WASHINGTON (Reuters) – Police officers defending the U.S. Capitol against an attack by Donald Trump’s supporters might have quelled the violence sooner had their leadership not blocked them from using weapons like sting-ball grenades, a watchdog testified on Thursday.
Michael Bolton, the U.S. Capitol Police inspector general, told the House of Representatives Administration Committee that such equipment, which release dozens of small, stinging balls, “would have provided a better posture to repel the attacks.”
But he testified that a Capitol Police assistant deputy chief decided that such non-lethal grenades and launchers, could have been deployed in an unsafe manner, causing serious injuries. Protesters during last summer’s anti-racism demonstrations were injured by such weapons.
Bolton said better training would have been the remedy to that concern.
Committee Chairwoman Zoe Lofgren said investigators found that riot shields were locked in a bus too far away from police officers to quickly gain access to them during the Jan. 6 attack, forcing officers to face a violent, unruly mob with inadequate protective equipment.
Former President Donald Trump and some of his fellow Republicans have tried to downplay the attack, when hundreds of his supporters stormed the Capitol in an attempt to disrupt Congress’ certification of Joe Biden’s presidential election victory.
Five people, including Capitol Police officer Brian Sicknick, died in the violence, and many more officers suffered injuries. Lawmakers were forced to huddle in secure rooms while law enforcement battled the rioters.
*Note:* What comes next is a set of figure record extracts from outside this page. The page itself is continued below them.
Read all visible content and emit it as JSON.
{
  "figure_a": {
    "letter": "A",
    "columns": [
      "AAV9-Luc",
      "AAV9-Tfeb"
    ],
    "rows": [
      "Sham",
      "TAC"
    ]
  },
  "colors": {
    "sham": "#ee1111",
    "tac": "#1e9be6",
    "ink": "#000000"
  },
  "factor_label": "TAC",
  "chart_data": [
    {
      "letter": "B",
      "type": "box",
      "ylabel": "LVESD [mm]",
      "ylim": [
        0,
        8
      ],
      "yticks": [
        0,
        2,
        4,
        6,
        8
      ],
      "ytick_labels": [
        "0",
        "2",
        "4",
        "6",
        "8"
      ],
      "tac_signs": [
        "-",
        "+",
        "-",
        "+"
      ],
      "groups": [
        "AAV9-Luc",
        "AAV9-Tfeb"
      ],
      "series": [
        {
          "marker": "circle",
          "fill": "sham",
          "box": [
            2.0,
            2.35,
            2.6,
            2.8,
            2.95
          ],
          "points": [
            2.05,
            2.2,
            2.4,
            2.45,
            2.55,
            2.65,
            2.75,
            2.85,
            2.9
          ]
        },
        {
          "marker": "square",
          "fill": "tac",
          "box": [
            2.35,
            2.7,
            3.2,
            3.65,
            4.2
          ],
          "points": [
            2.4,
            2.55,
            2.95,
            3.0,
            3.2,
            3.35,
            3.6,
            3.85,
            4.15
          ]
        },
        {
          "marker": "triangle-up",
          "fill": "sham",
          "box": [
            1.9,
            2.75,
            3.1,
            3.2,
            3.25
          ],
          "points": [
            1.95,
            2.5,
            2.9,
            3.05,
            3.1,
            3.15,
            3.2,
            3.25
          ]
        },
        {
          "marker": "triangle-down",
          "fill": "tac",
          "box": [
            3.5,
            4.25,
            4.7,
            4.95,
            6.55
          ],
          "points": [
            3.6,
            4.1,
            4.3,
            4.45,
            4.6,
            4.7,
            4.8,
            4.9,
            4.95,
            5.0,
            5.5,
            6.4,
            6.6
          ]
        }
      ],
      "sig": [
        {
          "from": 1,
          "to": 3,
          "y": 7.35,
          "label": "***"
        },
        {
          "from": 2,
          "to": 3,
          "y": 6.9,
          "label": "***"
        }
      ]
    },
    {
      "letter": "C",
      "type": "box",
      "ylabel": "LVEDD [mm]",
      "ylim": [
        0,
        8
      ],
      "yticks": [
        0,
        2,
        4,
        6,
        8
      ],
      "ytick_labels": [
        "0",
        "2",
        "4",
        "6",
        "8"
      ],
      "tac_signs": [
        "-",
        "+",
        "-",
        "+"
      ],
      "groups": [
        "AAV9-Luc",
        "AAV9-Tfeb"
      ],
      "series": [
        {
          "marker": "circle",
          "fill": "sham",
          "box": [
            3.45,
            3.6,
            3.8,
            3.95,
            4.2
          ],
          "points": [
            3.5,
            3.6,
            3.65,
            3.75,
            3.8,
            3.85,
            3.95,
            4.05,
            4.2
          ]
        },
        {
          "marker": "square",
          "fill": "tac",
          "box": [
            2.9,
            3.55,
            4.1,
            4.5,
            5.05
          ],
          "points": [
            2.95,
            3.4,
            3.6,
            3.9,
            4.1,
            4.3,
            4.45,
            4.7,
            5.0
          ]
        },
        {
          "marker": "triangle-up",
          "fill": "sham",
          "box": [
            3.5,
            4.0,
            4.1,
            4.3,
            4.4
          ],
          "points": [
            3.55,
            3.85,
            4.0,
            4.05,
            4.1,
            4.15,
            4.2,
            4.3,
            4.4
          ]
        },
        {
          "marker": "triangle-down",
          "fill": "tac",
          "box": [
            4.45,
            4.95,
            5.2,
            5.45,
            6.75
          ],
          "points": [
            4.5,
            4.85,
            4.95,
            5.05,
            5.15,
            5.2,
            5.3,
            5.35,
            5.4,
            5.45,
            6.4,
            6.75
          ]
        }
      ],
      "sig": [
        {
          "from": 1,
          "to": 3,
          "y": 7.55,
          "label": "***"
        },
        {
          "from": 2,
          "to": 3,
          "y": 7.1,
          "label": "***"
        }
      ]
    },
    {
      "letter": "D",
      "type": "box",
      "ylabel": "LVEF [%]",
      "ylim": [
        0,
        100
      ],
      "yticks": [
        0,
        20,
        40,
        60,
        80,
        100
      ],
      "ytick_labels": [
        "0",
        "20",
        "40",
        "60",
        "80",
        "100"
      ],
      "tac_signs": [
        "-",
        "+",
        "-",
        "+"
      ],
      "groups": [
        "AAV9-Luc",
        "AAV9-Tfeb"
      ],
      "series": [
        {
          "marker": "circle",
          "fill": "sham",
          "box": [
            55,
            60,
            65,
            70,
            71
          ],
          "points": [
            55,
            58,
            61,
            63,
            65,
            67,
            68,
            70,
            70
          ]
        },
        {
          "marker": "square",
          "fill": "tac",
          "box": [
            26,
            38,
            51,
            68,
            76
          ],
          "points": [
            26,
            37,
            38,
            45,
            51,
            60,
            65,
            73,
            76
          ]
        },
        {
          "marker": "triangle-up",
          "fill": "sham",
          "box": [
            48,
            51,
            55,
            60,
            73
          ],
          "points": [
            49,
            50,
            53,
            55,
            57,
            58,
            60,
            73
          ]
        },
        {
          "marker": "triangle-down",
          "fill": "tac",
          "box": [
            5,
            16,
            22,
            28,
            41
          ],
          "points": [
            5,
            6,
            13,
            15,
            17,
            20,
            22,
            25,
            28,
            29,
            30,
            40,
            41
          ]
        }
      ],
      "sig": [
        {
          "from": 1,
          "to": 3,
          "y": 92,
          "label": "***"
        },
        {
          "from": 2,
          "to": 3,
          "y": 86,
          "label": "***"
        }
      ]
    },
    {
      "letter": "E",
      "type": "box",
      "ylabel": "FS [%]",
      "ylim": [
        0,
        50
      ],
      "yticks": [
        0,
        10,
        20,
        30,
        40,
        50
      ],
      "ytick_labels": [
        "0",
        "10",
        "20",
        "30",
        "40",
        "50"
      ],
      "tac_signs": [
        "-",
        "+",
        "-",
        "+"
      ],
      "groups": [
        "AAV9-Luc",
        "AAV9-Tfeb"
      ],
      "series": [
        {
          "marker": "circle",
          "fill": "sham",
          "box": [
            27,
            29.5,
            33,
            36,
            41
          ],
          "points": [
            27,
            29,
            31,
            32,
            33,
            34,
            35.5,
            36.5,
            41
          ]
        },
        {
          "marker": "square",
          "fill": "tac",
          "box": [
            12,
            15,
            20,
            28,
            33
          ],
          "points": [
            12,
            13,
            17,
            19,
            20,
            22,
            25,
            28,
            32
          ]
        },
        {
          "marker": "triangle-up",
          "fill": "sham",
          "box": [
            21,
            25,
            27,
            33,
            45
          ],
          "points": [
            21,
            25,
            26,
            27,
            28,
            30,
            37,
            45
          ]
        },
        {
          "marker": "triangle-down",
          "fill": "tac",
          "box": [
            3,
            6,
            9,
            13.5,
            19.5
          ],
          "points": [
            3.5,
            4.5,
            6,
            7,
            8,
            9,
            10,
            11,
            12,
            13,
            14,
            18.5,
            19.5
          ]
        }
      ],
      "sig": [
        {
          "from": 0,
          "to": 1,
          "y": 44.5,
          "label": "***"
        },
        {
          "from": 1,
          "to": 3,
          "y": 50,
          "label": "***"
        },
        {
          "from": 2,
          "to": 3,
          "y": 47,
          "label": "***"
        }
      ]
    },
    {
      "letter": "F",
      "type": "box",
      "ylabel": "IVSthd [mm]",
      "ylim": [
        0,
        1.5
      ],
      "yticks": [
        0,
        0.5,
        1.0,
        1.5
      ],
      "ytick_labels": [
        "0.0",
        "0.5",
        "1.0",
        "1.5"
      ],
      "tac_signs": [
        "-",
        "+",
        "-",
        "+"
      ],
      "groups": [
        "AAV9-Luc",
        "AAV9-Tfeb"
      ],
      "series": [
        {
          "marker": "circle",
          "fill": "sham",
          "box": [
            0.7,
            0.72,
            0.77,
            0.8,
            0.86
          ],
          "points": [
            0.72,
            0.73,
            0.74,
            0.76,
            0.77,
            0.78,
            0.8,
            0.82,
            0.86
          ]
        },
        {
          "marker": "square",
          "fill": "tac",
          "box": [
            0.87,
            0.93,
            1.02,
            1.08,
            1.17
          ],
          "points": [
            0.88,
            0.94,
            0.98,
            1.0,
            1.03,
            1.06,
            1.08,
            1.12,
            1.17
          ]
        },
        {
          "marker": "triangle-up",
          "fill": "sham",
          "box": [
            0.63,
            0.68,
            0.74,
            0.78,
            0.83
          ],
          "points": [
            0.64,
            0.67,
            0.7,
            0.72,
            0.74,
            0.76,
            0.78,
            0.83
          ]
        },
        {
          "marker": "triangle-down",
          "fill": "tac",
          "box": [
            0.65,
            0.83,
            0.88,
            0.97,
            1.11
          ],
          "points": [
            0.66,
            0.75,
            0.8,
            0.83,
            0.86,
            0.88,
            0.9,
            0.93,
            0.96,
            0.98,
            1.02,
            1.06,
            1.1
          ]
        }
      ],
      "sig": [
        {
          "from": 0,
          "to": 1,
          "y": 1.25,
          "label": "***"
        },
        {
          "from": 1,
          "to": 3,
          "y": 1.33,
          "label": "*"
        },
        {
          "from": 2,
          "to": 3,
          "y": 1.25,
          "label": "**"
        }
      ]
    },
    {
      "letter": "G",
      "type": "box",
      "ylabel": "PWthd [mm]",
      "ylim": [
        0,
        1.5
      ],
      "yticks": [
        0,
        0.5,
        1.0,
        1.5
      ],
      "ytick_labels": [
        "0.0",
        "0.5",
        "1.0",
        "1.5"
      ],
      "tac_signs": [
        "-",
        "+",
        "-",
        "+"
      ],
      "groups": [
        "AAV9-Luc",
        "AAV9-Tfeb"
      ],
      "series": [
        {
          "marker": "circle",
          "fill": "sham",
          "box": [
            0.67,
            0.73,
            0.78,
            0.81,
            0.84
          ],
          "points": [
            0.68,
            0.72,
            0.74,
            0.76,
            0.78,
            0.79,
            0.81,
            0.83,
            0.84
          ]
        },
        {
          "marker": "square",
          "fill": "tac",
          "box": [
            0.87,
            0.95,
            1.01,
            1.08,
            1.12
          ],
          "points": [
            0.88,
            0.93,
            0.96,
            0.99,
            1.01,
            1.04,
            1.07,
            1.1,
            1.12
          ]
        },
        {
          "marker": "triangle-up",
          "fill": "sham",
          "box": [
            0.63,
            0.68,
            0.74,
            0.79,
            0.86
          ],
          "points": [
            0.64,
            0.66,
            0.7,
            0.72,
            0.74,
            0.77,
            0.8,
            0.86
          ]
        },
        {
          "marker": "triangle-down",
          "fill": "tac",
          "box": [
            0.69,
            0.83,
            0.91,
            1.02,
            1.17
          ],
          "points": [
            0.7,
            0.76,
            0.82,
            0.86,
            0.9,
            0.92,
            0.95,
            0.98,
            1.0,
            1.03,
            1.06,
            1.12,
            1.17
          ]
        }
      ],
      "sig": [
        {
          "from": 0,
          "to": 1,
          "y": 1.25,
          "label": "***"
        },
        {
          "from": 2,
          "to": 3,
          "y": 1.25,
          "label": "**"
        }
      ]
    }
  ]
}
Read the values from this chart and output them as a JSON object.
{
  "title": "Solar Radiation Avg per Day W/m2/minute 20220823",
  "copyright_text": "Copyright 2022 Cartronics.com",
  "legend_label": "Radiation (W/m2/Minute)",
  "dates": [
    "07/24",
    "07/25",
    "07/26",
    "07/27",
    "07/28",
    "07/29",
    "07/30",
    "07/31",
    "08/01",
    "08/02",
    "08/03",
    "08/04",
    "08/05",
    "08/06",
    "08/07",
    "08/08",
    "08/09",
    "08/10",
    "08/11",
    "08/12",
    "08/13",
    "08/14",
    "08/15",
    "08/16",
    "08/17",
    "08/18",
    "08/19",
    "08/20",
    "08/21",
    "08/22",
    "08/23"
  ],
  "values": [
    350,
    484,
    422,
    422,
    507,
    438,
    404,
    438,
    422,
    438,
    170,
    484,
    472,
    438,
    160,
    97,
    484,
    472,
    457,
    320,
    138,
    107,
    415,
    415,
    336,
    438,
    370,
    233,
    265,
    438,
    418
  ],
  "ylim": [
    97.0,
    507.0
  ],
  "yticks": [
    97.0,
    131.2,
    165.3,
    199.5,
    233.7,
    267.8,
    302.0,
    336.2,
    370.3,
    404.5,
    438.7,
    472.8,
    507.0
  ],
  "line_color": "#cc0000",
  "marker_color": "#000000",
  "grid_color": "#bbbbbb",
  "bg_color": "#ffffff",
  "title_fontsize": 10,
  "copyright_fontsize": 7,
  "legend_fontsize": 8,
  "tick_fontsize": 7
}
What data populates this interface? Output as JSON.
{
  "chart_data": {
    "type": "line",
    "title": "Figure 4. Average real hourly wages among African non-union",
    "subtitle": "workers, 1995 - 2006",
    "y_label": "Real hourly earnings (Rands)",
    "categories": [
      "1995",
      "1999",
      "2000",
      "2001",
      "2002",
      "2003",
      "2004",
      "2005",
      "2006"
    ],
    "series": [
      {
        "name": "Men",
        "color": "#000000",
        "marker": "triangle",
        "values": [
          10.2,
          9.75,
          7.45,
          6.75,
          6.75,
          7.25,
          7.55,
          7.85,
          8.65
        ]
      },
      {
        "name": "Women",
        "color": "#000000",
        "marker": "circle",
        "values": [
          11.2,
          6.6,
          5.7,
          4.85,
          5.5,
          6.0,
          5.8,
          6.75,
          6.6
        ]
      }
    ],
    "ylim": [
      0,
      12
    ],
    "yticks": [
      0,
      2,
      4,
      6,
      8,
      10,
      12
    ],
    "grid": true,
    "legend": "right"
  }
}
Bolton also testified that police standard operating procedures were not followed and that officer training deficiencies contributed to rioters being able to breach security and storm their way through the iconic Capitol.
Republican Representative Bryan Steil asked Bolton whether past years’ inspector general recommendations for improvements in intelligence operations and other areas were implemented.
Bolton replied that in some cases they were, but subsequently they sometimes “slid off.”
He added that a recommendation that USCP officers receive security clearances so that they could receive detailed intelligence information — allowing them to react to threats in a more nimble way — were not implemented.
Bolton’s reports to Congress found the Capitol Police Civil Disturbance Unit was operating on Jan. 6 “at a decreased level of readiness” and that the department needed to improve its management of weapons, ammunition and riot shields.
Internal investigations led to detailed recommendations that the Capitol Police immediately improve its intelligence operations and beef up the readiness of the civil disturbances unit.